Geçmişe dair yaşadığınız birçok olay hafızanızda mevcuttur. Doğduğunuz tarih, okuduğunuz okulların isimleri, öğrendiğiniz dersler, arkadaşlarınız, onlarla yaşadığınız pek çok olay, hastalıklarınız, akrabalarınız gibi milyonlarca detay hafızanızda mevcuttur.
Bugüne kadar size ulaşan tüm bilgiler ribozomlarda ‘hafıza molekülleri’ olarak adlandırılan proteinlere dönüştürüldü. Bu protein molekülleri elektrik sinyalleri olarak şifrelendi. Böylece milyonlarca bilgi saklandı. Siz buna, ‘geçmiş’ demektesiniz. Bu bilgilerin birikmesi ile bir geçmişiniz oldu. ‘Hatırlıyorum’dediğiniz anda gerçekte, hatırlama anında hücrenin uyarılması sonucu protein şeklinde saklanan bu şifrelerin tekrar hafızaya çağrılması olayı gerçekleşmektedir. Bu vasıtayla örneğin size, ‘hangi okulda okudunuz?’ diye sorulduğunda, okulunuzun şifresi deşifre edilmekte ve siz de cevabı vermektesiniz.

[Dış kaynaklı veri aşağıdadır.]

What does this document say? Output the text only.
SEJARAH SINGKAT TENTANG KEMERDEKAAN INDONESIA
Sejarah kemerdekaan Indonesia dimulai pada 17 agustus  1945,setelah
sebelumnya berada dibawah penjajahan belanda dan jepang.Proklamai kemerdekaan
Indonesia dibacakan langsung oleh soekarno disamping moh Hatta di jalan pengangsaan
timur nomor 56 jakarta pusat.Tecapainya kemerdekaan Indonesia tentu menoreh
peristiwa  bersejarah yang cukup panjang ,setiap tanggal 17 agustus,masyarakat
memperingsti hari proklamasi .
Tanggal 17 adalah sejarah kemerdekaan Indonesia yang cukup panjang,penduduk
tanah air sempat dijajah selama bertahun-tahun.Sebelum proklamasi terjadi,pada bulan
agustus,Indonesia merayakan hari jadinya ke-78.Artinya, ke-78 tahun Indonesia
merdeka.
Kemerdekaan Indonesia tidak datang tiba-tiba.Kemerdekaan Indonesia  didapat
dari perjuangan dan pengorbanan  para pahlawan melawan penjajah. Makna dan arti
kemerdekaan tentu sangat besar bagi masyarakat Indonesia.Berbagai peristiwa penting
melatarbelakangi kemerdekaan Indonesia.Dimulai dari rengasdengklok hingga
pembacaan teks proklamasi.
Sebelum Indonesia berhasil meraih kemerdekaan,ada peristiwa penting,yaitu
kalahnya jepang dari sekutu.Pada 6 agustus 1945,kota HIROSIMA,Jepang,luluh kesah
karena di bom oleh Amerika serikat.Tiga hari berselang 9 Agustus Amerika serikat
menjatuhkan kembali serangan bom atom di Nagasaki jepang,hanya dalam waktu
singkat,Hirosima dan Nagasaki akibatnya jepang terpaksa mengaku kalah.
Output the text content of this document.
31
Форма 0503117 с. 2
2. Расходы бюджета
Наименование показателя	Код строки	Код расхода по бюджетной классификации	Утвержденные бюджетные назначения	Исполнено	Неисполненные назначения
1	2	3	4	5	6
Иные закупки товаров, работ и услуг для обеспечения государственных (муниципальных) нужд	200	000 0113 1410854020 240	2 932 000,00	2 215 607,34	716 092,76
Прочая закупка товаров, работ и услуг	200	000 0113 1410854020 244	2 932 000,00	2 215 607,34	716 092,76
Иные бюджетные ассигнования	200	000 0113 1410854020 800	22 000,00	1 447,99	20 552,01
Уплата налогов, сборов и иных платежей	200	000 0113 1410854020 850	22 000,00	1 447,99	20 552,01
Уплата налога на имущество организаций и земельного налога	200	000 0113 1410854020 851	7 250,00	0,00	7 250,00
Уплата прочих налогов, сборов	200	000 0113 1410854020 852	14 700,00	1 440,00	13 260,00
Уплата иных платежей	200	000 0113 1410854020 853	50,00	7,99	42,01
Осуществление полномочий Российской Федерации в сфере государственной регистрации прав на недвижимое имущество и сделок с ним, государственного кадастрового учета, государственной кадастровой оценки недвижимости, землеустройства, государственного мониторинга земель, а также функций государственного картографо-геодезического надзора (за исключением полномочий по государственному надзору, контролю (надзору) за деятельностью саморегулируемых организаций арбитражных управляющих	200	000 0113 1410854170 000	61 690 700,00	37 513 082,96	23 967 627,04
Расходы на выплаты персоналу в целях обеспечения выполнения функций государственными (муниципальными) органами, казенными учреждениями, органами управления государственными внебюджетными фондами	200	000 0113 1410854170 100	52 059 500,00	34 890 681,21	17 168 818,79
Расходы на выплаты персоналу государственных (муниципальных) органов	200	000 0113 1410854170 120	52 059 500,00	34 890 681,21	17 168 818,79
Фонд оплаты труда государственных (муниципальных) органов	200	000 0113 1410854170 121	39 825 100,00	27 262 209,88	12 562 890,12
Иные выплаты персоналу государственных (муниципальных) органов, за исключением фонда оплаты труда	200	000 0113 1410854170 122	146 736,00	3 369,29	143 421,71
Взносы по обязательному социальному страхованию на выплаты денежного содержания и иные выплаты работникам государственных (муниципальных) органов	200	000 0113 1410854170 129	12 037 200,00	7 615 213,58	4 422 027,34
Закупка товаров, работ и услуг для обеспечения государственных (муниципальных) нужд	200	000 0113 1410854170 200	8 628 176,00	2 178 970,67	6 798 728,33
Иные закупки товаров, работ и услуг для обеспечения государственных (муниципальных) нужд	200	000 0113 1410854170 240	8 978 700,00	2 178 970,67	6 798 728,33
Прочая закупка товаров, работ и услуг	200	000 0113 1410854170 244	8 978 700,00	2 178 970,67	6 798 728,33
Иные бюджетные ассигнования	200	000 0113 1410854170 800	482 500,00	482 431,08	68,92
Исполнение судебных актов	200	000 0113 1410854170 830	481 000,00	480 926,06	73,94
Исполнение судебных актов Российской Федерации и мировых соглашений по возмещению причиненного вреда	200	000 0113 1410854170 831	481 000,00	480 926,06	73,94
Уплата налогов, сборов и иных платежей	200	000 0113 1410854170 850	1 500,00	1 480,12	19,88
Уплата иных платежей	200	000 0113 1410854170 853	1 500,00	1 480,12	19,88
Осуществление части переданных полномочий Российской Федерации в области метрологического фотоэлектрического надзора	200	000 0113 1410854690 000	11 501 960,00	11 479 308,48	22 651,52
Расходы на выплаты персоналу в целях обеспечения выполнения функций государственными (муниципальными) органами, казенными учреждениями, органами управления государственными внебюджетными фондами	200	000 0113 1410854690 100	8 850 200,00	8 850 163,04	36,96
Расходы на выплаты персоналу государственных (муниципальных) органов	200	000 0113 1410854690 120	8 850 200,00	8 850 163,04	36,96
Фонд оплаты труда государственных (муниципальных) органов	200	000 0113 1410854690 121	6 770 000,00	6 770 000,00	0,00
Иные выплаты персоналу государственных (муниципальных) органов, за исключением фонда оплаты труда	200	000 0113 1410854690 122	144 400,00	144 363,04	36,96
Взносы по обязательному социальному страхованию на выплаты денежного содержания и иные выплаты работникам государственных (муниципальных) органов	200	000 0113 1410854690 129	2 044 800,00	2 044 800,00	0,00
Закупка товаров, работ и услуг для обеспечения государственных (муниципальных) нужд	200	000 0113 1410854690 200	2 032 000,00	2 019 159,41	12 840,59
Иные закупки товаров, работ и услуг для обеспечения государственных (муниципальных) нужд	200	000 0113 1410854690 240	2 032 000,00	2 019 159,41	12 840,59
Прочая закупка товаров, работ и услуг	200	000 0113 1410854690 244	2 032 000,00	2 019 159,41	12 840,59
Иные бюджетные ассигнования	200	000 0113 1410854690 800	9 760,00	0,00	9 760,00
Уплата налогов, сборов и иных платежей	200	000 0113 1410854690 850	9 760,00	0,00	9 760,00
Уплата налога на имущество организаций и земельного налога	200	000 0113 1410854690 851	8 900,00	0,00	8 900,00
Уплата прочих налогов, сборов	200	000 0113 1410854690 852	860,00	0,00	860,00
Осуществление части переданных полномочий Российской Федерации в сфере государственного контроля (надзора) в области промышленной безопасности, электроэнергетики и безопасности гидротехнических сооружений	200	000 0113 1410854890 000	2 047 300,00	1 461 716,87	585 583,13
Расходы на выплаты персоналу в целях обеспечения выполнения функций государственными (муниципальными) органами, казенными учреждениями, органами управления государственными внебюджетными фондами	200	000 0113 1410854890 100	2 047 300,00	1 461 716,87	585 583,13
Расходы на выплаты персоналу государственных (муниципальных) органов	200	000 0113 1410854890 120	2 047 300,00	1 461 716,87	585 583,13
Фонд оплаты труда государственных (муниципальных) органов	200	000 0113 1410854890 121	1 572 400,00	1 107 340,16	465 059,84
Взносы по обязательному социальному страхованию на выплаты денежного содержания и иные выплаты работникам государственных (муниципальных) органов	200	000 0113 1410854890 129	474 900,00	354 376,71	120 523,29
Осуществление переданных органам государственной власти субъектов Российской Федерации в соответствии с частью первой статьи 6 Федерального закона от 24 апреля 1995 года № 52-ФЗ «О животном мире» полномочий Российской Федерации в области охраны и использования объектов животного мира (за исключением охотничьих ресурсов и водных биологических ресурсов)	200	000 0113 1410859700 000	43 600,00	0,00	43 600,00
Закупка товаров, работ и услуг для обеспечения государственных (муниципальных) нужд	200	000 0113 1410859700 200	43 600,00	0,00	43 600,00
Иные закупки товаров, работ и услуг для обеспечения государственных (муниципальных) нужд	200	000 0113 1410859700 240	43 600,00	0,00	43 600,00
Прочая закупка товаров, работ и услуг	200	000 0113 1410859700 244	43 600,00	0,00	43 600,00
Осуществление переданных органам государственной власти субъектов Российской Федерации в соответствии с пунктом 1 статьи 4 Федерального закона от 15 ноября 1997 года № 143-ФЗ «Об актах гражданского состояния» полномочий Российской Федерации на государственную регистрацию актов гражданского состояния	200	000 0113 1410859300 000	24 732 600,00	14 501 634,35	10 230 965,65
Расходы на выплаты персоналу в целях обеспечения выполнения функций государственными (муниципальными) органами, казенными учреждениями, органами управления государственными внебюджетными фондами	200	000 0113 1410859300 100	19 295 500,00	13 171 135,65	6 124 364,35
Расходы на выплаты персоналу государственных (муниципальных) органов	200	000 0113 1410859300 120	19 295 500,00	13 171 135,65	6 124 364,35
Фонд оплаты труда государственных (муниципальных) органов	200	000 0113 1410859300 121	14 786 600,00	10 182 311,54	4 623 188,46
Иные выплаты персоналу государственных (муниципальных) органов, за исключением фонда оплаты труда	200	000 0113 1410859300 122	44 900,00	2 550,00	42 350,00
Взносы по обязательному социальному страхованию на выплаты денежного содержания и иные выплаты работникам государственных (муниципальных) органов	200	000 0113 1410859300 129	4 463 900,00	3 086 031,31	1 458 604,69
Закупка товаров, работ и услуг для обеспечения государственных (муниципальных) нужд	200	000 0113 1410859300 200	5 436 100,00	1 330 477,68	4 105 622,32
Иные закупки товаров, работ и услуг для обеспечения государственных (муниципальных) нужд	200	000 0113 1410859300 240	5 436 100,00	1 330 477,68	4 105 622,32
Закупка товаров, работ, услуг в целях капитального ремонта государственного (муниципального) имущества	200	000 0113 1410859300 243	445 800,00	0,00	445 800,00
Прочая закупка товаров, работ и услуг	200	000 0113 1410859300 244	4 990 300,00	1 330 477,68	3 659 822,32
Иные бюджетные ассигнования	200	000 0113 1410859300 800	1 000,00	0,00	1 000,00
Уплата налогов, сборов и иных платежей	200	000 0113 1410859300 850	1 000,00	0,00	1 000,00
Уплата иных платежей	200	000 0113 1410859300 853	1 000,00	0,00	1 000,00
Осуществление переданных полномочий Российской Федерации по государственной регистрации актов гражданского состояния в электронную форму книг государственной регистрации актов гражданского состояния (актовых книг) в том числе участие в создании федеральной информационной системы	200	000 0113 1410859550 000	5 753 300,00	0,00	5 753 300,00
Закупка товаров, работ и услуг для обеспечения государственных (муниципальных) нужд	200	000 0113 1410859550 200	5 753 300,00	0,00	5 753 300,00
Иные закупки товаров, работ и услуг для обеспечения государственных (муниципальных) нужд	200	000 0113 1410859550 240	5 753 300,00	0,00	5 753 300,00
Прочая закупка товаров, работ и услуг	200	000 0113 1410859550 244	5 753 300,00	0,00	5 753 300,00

Beynin içinde elektrik sinyalleri olarak şifrelenen sesleri, görüntüleri, kokuları, tatları saklayan kimdir? Tüm bu şifreleri birer algı olarak anımsayan yani tekrar algılayan şuur kime aittir?
Elbette bu şuur, beyni oluşturan sinirler, yağ tabakası ve sinir hücrelerine ait değildir. Bu şuur, çok açıktır ki ruhtur. Şuursuz bir et parçasının bir hafızaya sahip olması, milyonlarca bilgiyi depolayacak, istendiğinde hatırlamasını sağlayacak bir sistem kurması imkansızdır. Bu durumda hafızanın insana verilen bir algıdan ibaret olduğu gerçeği ortaya çıkar.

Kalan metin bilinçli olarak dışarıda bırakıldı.